Figure 3-41 Cavernous transformation of the porta hepatis. Longitudinal gray-scale (A) and color Doppler (B) views of the porta hepatis demonstrate multiple cystic and tortuous tubular-appearing structures. No normal portal vein is seen. Color Doppler view shows blood flow throughout all of these structures, consistent with extensive periportal collateralization. C, Gray-scale view in a different patient shows less extensive collateral formation in the porta hepatis.

Passive Hepatic Congestion

Heart failure can result in passive congestion of the liver, causing right upper quadrant pain and liver function abnormalities. It can be suggested on gray-scale imaging by noting hepatomegaly, enlarged hepatic veins, and an enlarged IVC. Pulsed Doppler waveforms from the portal vein will show prominent pulsatility related to the cardiac cycle. The minimum degree of portal vein pulsatility required to diagnose right-sided heart dysfunction is not uniformly agreed upon. However, most would agree that when pulsatile portal flow either reaches or goes below the Doppler baseline, right-sided heart dysfunction is very likely to be present (Fig. 3-44A).

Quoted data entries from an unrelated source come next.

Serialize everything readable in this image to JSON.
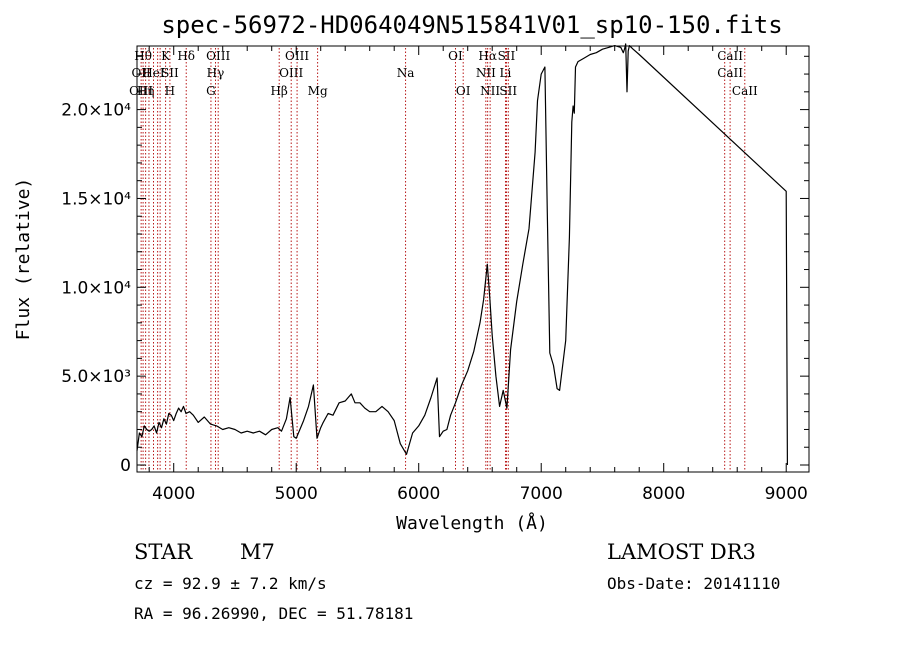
{
  "chart_data": {
    "type": "line",
    "title": "spec-56972-HD064049N515841V01_sp10-150.fits",
    "xlabel": "Wavelength (Å)",
    "ylabel": "Flux (relative)",
    "xlim": [
      3700,
      9100
    ],
    "ylim": [
      0,
      23000
    ],
    "xticks": [
      4000,
      5000,
      6000,
      7000,
      8000,
      9000
    ],
    "yticks": [
      {
        "value": 0,
        "label": "0"
      },
      {
        "value": 5000,
        "label": "5.0×10³"
      },
      {
        "value": 10000,
        "label": "1.0×10⁴"
      },
      {
        "value": 15000,
        "label": "1.5×10⁴"
      },
      {
        "value": 20000,
        "label": "2.0×10⁴"
      }
    ],
    "series": [
      {
        "name": "spectrum",
        "x": [
          3700,
          3720,
          3740,
          3760,
          3780,
          3800,
          3820,
          3840,
          3860,
          3880,
          3900,
          3920,
          3940,
          3960,
          3980,
          4000,
          4020,
          4040,
          4060,
          4080,
          4100,
          4130,
          4160,
          4200,
          4250,
          4300,
          4350,
          4400,
          4450,
          4500,
          4550,
          4600,
          4650,
          4700,
          4750,
          4800,
          4850,
          4880,
          4920,
          4950,
          4980,
          5000,
          5030,
          5060,
          5100,
          5140,
          5170,
          5200,
          5220,
          5260,
          5300,
          5350,
          5400,
          5450,
          5480,
          5520,
          5560,
          5600,
          5650,
          5700,
          5750,
          5800,
          5850,
          5900,
          5950,
          6000,
          6050,
          6100,
          6150,
          6170,
          6200,
          6230,
          6260,
          6300,
          6350,
          6400,
          6450,
          6500,
          6530,
          6560,
          6580,
          6600,
          6630,
          6660,
          6690,
          6720,
          6750,
          6800,
          6850,
          6900,
          6950,
          6970,
          7000,
          7030,
          7050,
          7070,
          7100,
          7130,
          7150,
          7170,
          7200,
          7230,
          7250,
          7260,
          7270,
          7280,
          7300,
          7350,
          7400,
          7450,
          7500,
          7550,
          7600,
          7650,
          7670,
          7680,
          7690,
          7700,
          7710,
          7720,
          7750,
          7800,
          9000,
          9010
        ],
        "values": [
          800,
          1800,
          1600,
          2200,
          2000,
          1900,
          2000,
          2200,
          1800,
          2400,
          2100,
          2600,
          2300,
          2900,
          2800,
          2500,
          2900,
          3200,
          3000,
          3300,
          2900,
          3000,
          2800,
          2400,
          2700,
          2300,
          2200,
          2000,
          2100,
          2000,
          1800,
          1900,
          1800,
          1900,
          1700,
          2000,
          2100,
          1900,
          2600,
          3800,
          1600,
          1500,
          2000,
          2500,
          3300,
          4500,
          1500,
          2100,
          2400,
          2900,
          2800,
          3500,
          3600,
          4000,
          3500,
          3500,
          3200,
          3000,
          3000,
          3300,
          3000,
          2500,
          1200,
          600,
          1800,
          2200,
          2800,
          3800,
          4900,
          1600,
          1900,
          2000,
          2800,
          3500,
          4500,
          5300,
          6400,
          8000,
          9300,
          11300,
          9400,
          7300,
          5000,
          3300,
          4200,
          3200,
          6500,
          9200,
          11300,
          13300,
          17600,
          20500,
          22000,
          22400,
          14200,
          6300,
          5600,
          4300,
          4200,
          5300,
          7000,
          12800,
          19300,
          20200,
          19800,
          22400,
          22700,
          22900,
          23100,
          23200,
          23400,
          23500,
          23600,
          23500,
          23200,
          23400,
          23700,
          21000,
          23300,
          23600,
          23400,
          23100,
          15400,
          0
        ]
      }
    ],
    "lines": [
      {
        "x": 3734,
        "labels": [
          "",
          "OII",
          "OIII"
        ]
      },
      {
        "x": 3750,
        "labels": [
          "Hθ",
          "",
          ""
        ]
      },
      {
        "x": 3771,
        "labels": [
          "",
          "",
          "Hη"
        ]
      },
      {
        "x": 3798,
        "labels": [
          "",
          "",
          ""
        ]
      },
      {
        "x": 3835,
        "labels": [
          "",
          "HeI",
          ""
        ]
      },
      {
        "x": 3869,
        "labels": [
          "",
          "",
          ""
        ]
      },
      {
        "x": 3889,
        "labels": [
          "",
          "",
          ""
        ]
      },
      {
        "x": 3934,
        "labels": [
          "K",
          "",
          ""
        ]
      },
      {
        "x": 3969,
        "labels": [
          "",
          "SII",
          "H"
        ]
      },
      {
        "x": 4102,
        "labels": [
          "Hδ",
          "",
          ""
        ]
      },
      {
        "x": 4304,
        "labels": [
          "",
          "",
          "G"
        ]
      },
      {
        "x": 4341,
        "labels": [
          "",
          "Hγ",
          ""
        ]
      },
      {
        "x": 4363,
        "labels": [
          "OIII",
          "",
          ""
        ]
      },
      {
        "x": 4861,
        "labels": [
          "",
          "",
          "Hβ"
        ]
      },
      {
        "x": 4959,
        "labels": [
          "",
          "OIII",
          ""
        ]
      },
      {
        "x": 5007,
        "labels": [
          "OIII",
          "",
          ""
        ]
      },
      {
        "x": 5175,
        "labels": [
          "",
          "",
          "Mg"
        ]
      },
      {
        "x": 5893,
        "labels": [
          "",
          "Na",
          ""
        ]
      },
      {
        "x": 6300,
        "labels": [
          "OI",
          "",
          ""
        ]
      },
      {
        "x": 6363,
        "labels": [
          "",
          "",
          "OI"
        ]
      },
      {
        "x": 6548,
        "labels": [
          "",
          "NII",
          ""
        ]
      },
      {
        "x": 6563,
        "labels": [
          "Hα",
          "",
          ""
        ]
      },
      {
        "x": 6583,
        "labels": [
          "",
          "",
          "NII"
        ]
      },
      {
        "x": 6708,
        "labels": [
          "",
          "Li",
          ""
        ]
      },
      {
        "x": 6716,
        "labels": [
          "SII",
          "",
          ""
        ]
      },
      {
        "x": 6731,
        "labels": [
          "",
          "",
          "SII"
        ]
      },
      {
        "x": 8498,
        "labels": [
          "",
          "",
          ""
        ]
      },
      {
        "x": 8542,
        "labels": [
          "CaII",
          "CaII",
          ""
        ]
      },
      {
        "x": 8662,
        "labels": [
          "",
          "",
          "CaII"
        ]
      }
    ]
  },
  "info": {
    "star": "STAR",
    "subclass": "M7",
    "survey": "LAMOST DR3",
    "cz": "cz = 92.9 ± 7.2 km/s",
    "obs_date": "Obs-Date: 20141110",
    "radec": "RA =  96.26990, DEC =  51.78181"
  }
}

Right-sided heart failure will also produce increased pulsatility in the hepatic veins so that the antegrade and retrograde components are more equalized and the waveform has a “W”-shaped appearance (see Fig. 3-44B). Tricuspid regurgitation causes the normally antegrade systolic hepatic vein flow to invert and produces a waveform with only one antegrade pulse that occurs during diastole (see Fig. 3-44C).